A deep-learning approach for predicting oscillating motion of liquid slugs in a closed-loop pulsating heat pipe

Abstract

This paper presents the very first application of a deep neural network (DNN) model to predict the oscillating motion of liquid slugs in a closed-loop pulsating heat pipe (CLPHP). The time-series data of the positions of liquid-vapor menisci are obtained from flow visualization using a high-speed camera: five liquid slugs in the 5-turn CLPHP are observed to have rapid oscillation with varying amplitude. Time-series analysis is conducted on the flow visualization results by employing the DNN model, which uses a Long Short-Term Memory (LSTM)-based encoder-decoder architecture as a sequence-to-sequence deep-learning framework.

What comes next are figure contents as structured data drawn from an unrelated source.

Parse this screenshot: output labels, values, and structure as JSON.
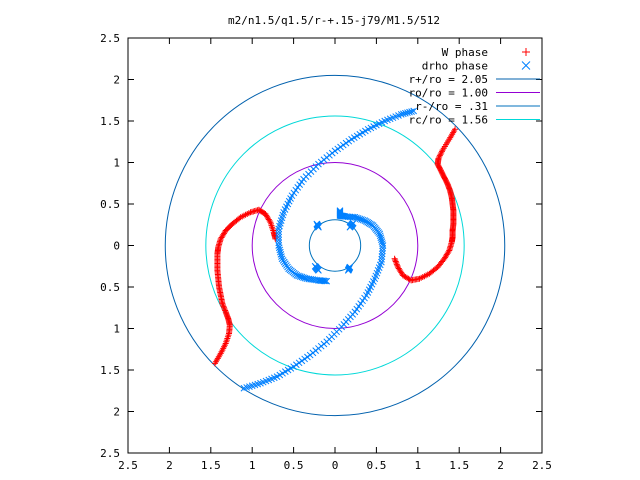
{
  "chart_data": {
    "type": "scatter",
    "title": "m2/n1.5/q1.5/r-+.15-j79/M1.5/512",
    "xlabel": "",
    "ylabel": "",
    "xlim": [
      -2.5,
      2.5
    ],
    "ylim": [
      -2.5,
      2.5
    ],
    "x_ticks": [
      -2.5,
      -2,
      -1.5,
      -1,
      -0.5,
      0,
      0.5,
      1,
      1.5,
      2,
      2.5
    ],
    "y_ticks": [
      -2.5,
      -2,
      -1.5,
      -1,
      -0.5,
      0,
      0.5,
      1,
      1.5,
      2,
      2.5
    ],
    "x_tick_labels": [
      "2.5",
      "2",
      "1.5",
      "1",
      "0.5",
      "0",
      "0.5",
      "1",
      "1.5",
      "2",
      "2.5"
    ],
    "y_tick_labels": [
      "2.5",
      "2",
      "1.5",
      "1",
      "0.5",
      "0",
      "0.5",
      "1",
      "1.5",
      "2",
      "2.5"
    ],
    "legend_position": "top-right",
    "grid": false,
    "series": [
      {
        "name": "W phase",
        "kind": "points",
        "marker": "plus",
        "color": "#ff0000",
        "segments": [
          [
            [
              1.45,
              1.4
            ],
            [
              1.38,
              1.28
            ],
            [
              1.3,
              1.15
            ],
            [
              1.25,
              1.05
            ],
            [
              1.24,
              0.98
            ],
            [
              1.28,
              0.9
            ],
            [
              1.32,
              0.82
            ],
            [
              1.36,
              0.74
            ],
            [
              1.39,
              0.66
            ],
            [
              1.41,
              0.58
            ],
            [
              1.42,
              0.5
            ],
            [
              1.43,
              0.42
            ],
            [
              1.43,
              0.34
            ],
            [
              1.43,
              0.26
            ],
            [
              1.42,
              0.18
            ],
            [
              1.42,
              0.1
            ],
            [
              1.41,
              0.04
            ],
            [
              1.38,
              -0.06
            ],
            [
              1.32,
              -0.16
            ],
            [
              1.24,
              -0.26
            ],
            [
              1.14,
              -0.34
            ],
            [
              1.02,
              -0.4
            ],
            [
              0.92,
              -0.42
            ],
            [
              0.82,
              -0.36
            ],
            [
              0.76,
              -0.26
            ],
            [
              0.72,
              -0.16
            ]
          ],
          [
            [
              -1.45,
              -1.42
            ],
            [
              -1.38,
              -1.3
            ],
            [
              -1.32,
              -1.18
            ],
            [
              -1.28,
              -1.06
            ],
            [
              -1.27,
              -0.96
            ],
            [
              -1.29,
              -0.88
            ],
            [
              -1.32,
              -0.8
            ],
            [
              -1.36,
              -0.7
            ],
            [
              -1.38,
              -0.6
            ],
            [
              -1.4,
              -0.5
            ],
            [
              -1.41,
              -0.4
            ],
            [
              -1.42,
              -0.3
            ],
            [
              -1.42,
              -0.2
            ],
            [
              -1.42,
              -0.1
            ],
            [
              -1.41,
              -0.02
            ],
            [
              -1.38,
              0.08
            ],
            [
              -1.32,
              0.18
            ],
            [
              -1.24,
              0.26
            ],
            [
              -1.14,
              0.34
            ],
            [
              -1.02,
              0.4
            ],
            [
              -0.92,
              0.43
            ],
            [
              -0.84,
              0.38
            ],
            [
              -0.78,
              0.28
            ],
            [
              -0.74,
              0.16
            ],
            [
              -0.72,
              0.08
            ]
          ]
        ]
      },
      {
        "name": "drho phase",
        "kind": "points",
        "marker": "cross",
        "color": "#0080ff",
        "segments": [
          [
            [
              0.95,
              1.62
            ],
            [
              0.8,
              1.58
            ],
            [
              0.6,
              1.5
            ],
            [
              0.4,
              1.4
            ],
            [
              0.2,
              1.28
            ],
            [
              0.0,
              1.14
            ],
            [
              -0.2,
              0.98
            ],
            [
              -0.38,
              0.8
            ],
            [
              -0.52,
              0.6
            ],
            [
              -0.62,
              0.4
            ],
            [
              -0.68,
              0.2
            ],
            [
              -0.68,
              0.0
            ],
            [
              -0.64,
              -0.16
            ],
            [
              -0.56,
              -0.28
            ],
            [
              -0.46,
              -0.36
            ],
            [
              -0.34,
              -0.4
            ],
            [
              -0.2,
              -0.42
            ],
            [
              -0.1,
              -0.43
            ]
          ],
          [
            [
              -1.1,
              -1.72
            ],
            [
              -0.9,
              -1.66
            ],
            [
              -0.7,
              -1.58
            ],
            [
              -0.5,
              -1.46
            ],
            [
              -0.3,
              -1.32
            ],
            [
              -0.1,
              -1.16
            ],
            [
              0.08,
              -0.98
            ],
            [
              0.24,
              -0.8
            ],
            [
              0.38,
              -0.6
            ],
            [
              0.48,
              -0.4
            ],
            [
              0.56,
              -0.2
            ],
            [
              0.58,
              0.0
            ],
            [
              0.54,
              0.14
            ],
            [
              0.46,
              0.24
            ],
            [
              0.36,
              0.3
            ],
            [
              0.24,
              0.34
            ],
            [
              0.12,
              0.35
            ],
            [
              0.06,
              0.36
            ],
            [
              0.06,
              0.42
            ]
          ],
          [
            [
              -0.22,
              0.26
            ],
            [
              -0.2,
              0.22
            ]
          ],
          [
            [
              0.22,
              0.27
            ],
            [
              0.18,
              0.22
            ]
          ],
          [
            [
              -0.24,
              -0.25
            ],
            [
              -0.2,
              -0.3
            ]
          ],
          [
            [
              0.18,
              -0.26
            ],
            [
              0.16,
              -0.3
            ]
          ]
        ]
      },
      {
        "name": "r+/ro = 2.05",
        "kind": "circle",
        "radius": 2.05,
        "color": "#0060ad"
      },
      {
        "name": "ro/ro = 1.00",
        "kind": "circle",
        "radius": 1.0,
        "color": "#9400d3"
      },
      {
        "name": "r-/ro = .31",
        "kind": "circle",
        "radius": 0.31,
        "color": "#0072bd"
      },
      {
        "name": "rc/ro = 1.56",
        "kind": "circle",
        "radius": 1.56,
        "color": "#00d8d8"
      }
    ]
  }
}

From the model, the position of each meniscus is predicted with a single input data of its own (univariate prediction) or with multiple input data of all the menisci (multivariate prediction): It is shown that the predicted values match closely with the measured values for both univariate and multivariate predictions. To quantitatively examine the prediction performance, the average volumetric fraction in the condenser section, a major parameter for the thermal performance of the CLPHP, is calculated using the predicted values of positions of menisci. This model is found to be accurate to within ± 30% in predicting the average volumetric fraction for both univariate and multivariate cases. This study sheds new light on analyzing the dynamics of the complex oscillating motion in pulsating heat pipes.